Он посмотрел на трубку:
— Ну вот, эта штука погасла. Так всегда бывает.
Положив трубку на перила, он наклонился и потрепал густую шерсть на загривке Радар. Она подняла голову, потом снова опустила.
— Чертовски хорошая собака.
— Ага.
— Ты просто влюбился в нее, не так ли?
— Ну что ж… да. Думаю, что да.
— У нее есть ошейник, но нет бирки, а это значит, что мистер Боудич не платит налог на собак. Я думаю, что она никогда не была у ветеринара.
— Похоже, что так.
— Ее никогда не прививали от бешенства. И от всего остального, — он остановился, потом сказал. — У меня есть вопрос, и я хочу, чтобы ты подумал над ним. Очень серьезный вопрос. Неужели мы влезем в долги из-за этого? Продукты, собачьи лекарства, перила для унитаза?
— Не забудь про утку, — сказал я.
— Неужели? Скажи, что ты об этом думаешь.
— Он попросил меня следить за домом и сказал, что за все заплатит, — это был ответ в лучшем случае на половину вопроса. Я знал это, и папа, наверное, тоже. Поразмыслив, вычеркните «наверное».
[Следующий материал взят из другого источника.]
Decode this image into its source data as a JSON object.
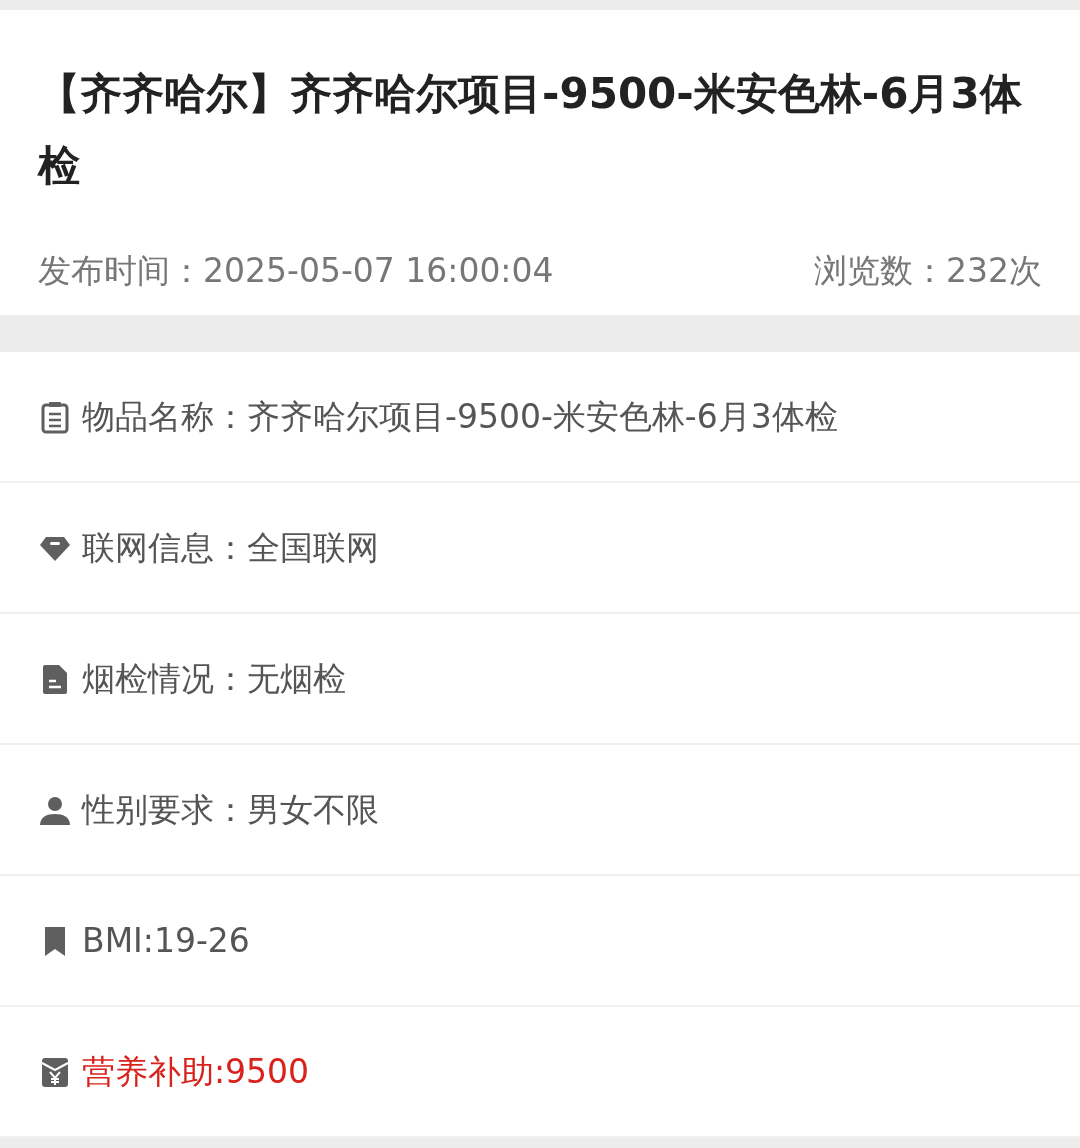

— Не скажу, что все это пробьет большую дыру в нашем бюджете. Пара сотен долларов — это не смертельно. Но вот больница… Ты знаешь, сколько стоит недельное пребывание в «Аркадии»? Плюс операции, конечно, и весь последующий уход? — я этого не знал, но папа, как страховой агент, знал хорошо.
— Восемьдесят тысяч долларов, и это минимум.
— Но ведь нам не придется за это платить?
— Ну хорошо, платить будет он — только чем? Я не знаю, какая у него страховка и есть ли она вообще. Я спросил Линди, и он сказал, что с «Оверлендом» он дел не имел. Наверное, у него есть «Медикэр». И, может быть, что-то кроме этого, — он поерзал на стуле. — Я его немного проверил. Надеюсь, это тебя не злит.
Меня это не злило, потому что проверка людей была тем, чем мой отец зарабатывал на жизнь. Было ли мне любопытно? Конечно, еще как.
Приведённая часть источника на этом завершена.